Bu duruma göre; davalı ... tarafından sigortalanmış olan ... plakalı araç sürücüsü ...'in meydana gelen kazada %100 oranında kusurlu olduğunun anlaşıldığı, kaza tarihi itibariyle yürürlükte bulunan Özürlülük Ölçütü Sınıflandırması ve Özürlülere Verilecek Sağlık Kurul Raporları hakkındaki yönetmelik uyarınca davacı küçüğün maluliyet oranının %3 olarak belirlendiği, yukarıda belirtilen Yargıtay içtihatları doğrultusunda davacı küçüğün kalıcı iş göremezlik tazminatının PMF 1931 Yaşam Tablosu Prograsif Rant Usulüne göre belirlenmesi gerektiği, davacı küçük hakkında ilk alınan maluliyet raporuna her iki tarafın itiraz etmesi üzerine mahkemece bu kez davacı küçüğün çalışma gücü ve meslekte kazanma gücü kaybı oranı tespit işlemleri yönetmeliği gereğince yeniden heyet raporunun aldırıldığı ve bu rapora göre küçüğün maluliyet oranının %6,3 olarak belirlendiği, aktüerya bilirkişinin raporunda PMF 1931 Yaşam Tablosu ve Prograsif Rant Tekniği uygulanmak suretiyle davacı küçüğün kalıcı iş göremezlik tazminatının hesaplandığı, sonradan alınan heyet raporu ile aktüerya bilirkişi raporu davalı vekiline usulüne uygun tebliğ edilmiş olmasına rağmen davalının 2. raporlara herhangi bir itirazının olmadığı bu itibarla itiraz edilmeyen rapora göre davacının usuli kazanılmış hakkının oluştuğu ve bu hakkın korunması gerektiği anlaşılmakla davacı küçük hakkında düzenlenen maluliyet raporu ile 03.06.2021 havale tarihli aktüerya bilirkişinin ek raporuna itibar edilerek yerel mahkemece kurulan hükümde bir isabetsizlik görülmemiştir.

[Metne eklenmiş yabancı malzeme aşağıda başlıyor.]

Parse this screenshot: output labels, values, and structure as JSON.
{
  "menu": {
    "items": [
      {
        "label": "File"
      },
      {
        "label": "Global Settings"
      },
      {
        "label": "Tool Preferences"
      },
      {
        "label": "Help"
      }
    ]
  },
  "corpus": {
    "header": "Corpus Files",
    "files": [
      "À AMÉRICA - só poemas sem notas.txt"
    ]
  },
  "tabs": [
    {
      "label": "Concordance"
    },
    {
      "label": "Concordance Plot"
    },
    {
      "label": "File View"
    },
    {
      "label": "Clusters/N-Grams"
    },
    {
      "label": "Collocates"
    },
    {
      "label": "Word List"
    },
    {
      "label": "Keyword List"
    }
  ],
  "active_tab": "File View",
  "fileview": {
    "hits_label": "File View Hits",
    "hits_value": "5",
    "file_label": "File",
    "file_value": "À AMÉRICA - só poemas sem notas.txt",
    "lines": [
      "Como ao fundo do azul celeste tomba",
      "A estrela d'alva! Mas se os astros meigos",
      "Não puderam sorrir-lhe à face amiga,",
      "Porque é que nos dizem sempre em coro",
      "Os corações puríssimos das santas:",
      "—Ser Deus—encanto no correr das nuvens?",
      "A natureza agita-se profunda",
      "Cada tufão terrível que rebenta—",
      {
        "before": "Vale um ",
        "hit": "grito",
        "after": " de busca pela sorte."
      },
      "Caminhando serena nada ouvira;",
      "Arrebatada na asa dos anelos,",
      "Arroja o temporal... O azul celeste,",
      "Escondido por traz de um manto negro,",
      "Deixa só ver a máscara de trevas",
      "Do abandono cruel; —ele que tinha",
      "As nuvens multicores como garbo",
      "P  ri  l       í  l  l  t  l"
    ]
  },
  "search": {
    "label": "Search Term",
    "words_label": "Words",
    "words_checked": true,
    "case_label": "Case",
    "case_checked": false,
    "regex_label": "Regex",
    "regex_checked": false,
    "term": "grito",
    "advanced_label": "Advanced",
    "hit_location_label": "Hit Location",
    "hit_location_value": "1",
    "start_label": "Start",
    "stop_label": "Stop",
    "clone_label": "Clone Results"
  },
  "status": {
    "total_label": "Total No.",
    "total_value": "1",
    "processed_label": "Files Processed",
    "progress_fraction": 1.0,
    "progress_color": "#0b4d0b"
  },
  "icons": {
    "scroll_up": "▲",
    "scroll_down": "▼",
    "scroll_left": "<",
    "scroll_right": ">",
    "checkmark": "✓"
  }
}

Hal böyle olunca, 6100 Sayılı HMK’nın 355.maddesi kapsamında yapılan inceleme neticesinde istinaf talebinin yerinde olmadığının anlaşılmasına göre davalının istinaf itirazlarının HMK’nın 353/1-b-1 maddesi uyarınca esastan reddine karar verilmesi gerekir.

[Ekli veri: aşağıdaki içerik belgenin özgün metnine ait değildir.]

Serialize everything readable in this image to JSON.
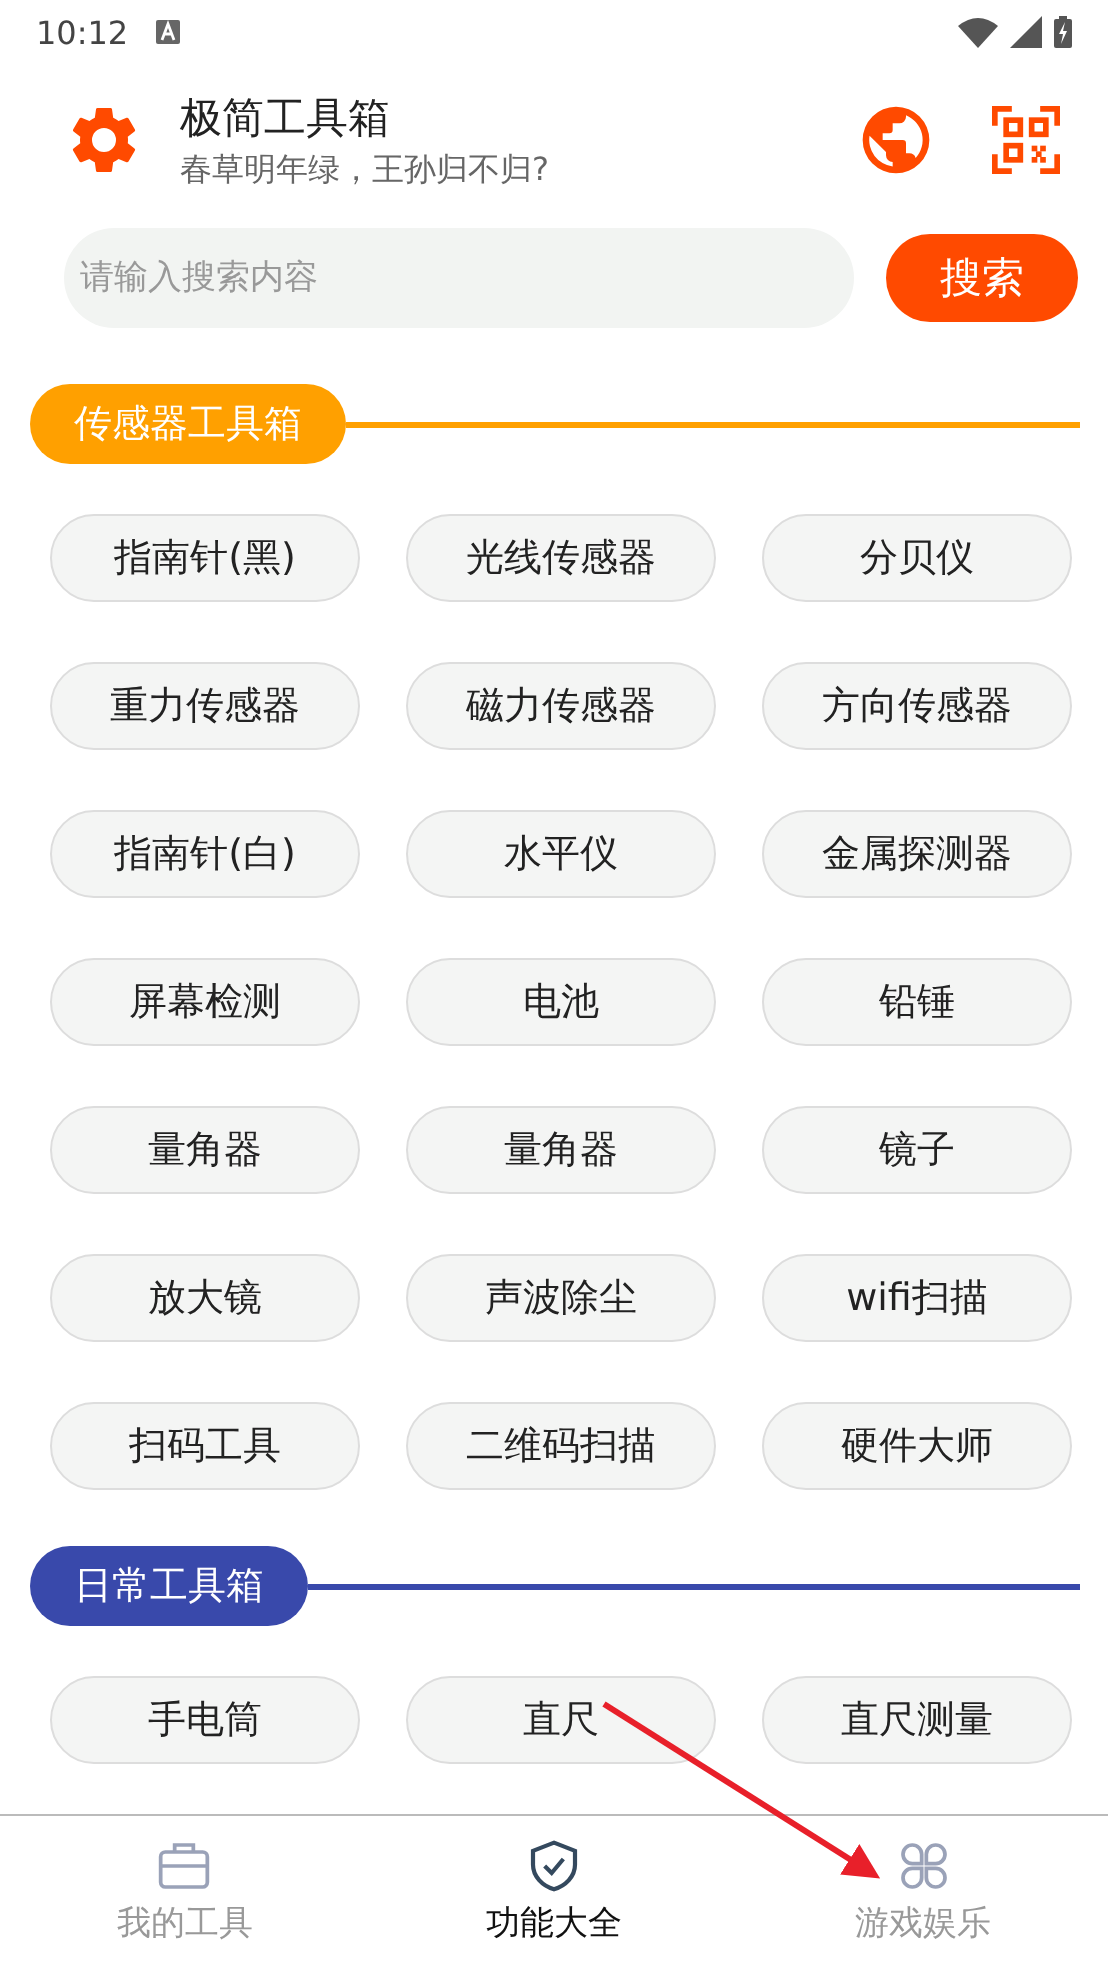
{
  "status_bar": {
    "time": "10:12"
  },
  "header": {
    "title": "极简工具箱",
    "subtitle": "春草明年绿，王孙归不归?"
  },
  "search": {
    "placeholder": "请输入搜索内容",
    "button": "搜索"
  },
  "sections": [
    {
      "title": "传感器工具箱",
      "color": "#ffa000",
      "tools": [
        "指南针(黑)",
        "光线传感器",
        "分贝仪",
        "重力传感器",
        "磁力传感器",
        "方向传感器",
        "指南针(白)",
        "水平仪",
        "金属探测器",
        "屏幕检测",
        "电池",
        "铅锤",
        "量角器",
        "量角器",
        "镜子",
        "放大镜",
        "声波除尘",
        "wifi扫描",
        "扫码工具",
        "二维码扫描",
        "硬件大师"
      ]
    },
    {
      "title": "日常工具箱",
      "color": "#3949ab",
      "tools": [
        "手电筒",
        "直尺",
        "直尺测量"
      ]
    }
  ],
  "bottom_nav": [
    {
      "label": "我的工具",
      "kind": "toolbox",
      "selected": false
    },
    {
      "label": "功能大全",
      "kind": "shield",
      "selected": true
    },
    {
      "label": "游戏娱乐",
      "kind": "clover",
      "selected": false
    }
  ]
}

HÜKÜM :Gerekçesi yukarıda açıklandığı üzere;

Davalının istinaf başvurusunun 6100 Sayılı HMK'nun 353/1-b-1 maddesi gereğince ESASTAN REDDİNE,

Davalıdan alınması gereken 7.284,20 TL istinaf karar harcından peşin alınan 1.388,05 TL'nin mahsubu ile bakiye 5.896,15 TL'nin davalıdan alınarak Hazineye gelir kaydına,

Davalı tarafından yatırılan istinaf kanun yoluna başvuru harcının Hazineye gelir kaydına,

Davalı tarafından yapılan istinaf giderlerinin üzerinde bırakılmasına,

Kararın taraflara tebliği, kesinleştirme ile harç tahsil işlemlerinin ilk derece mahkemesince yerine getirilmesine,

Dosya üzerinden yapılan inceleme neticesinde, 6100 sayılı Hukuk Muhakemeleri Kanununun 362/1-a maddesi gereğince kesin olmak üzere 13/02/2025 tarihinde oybirliğiyle karar verildi.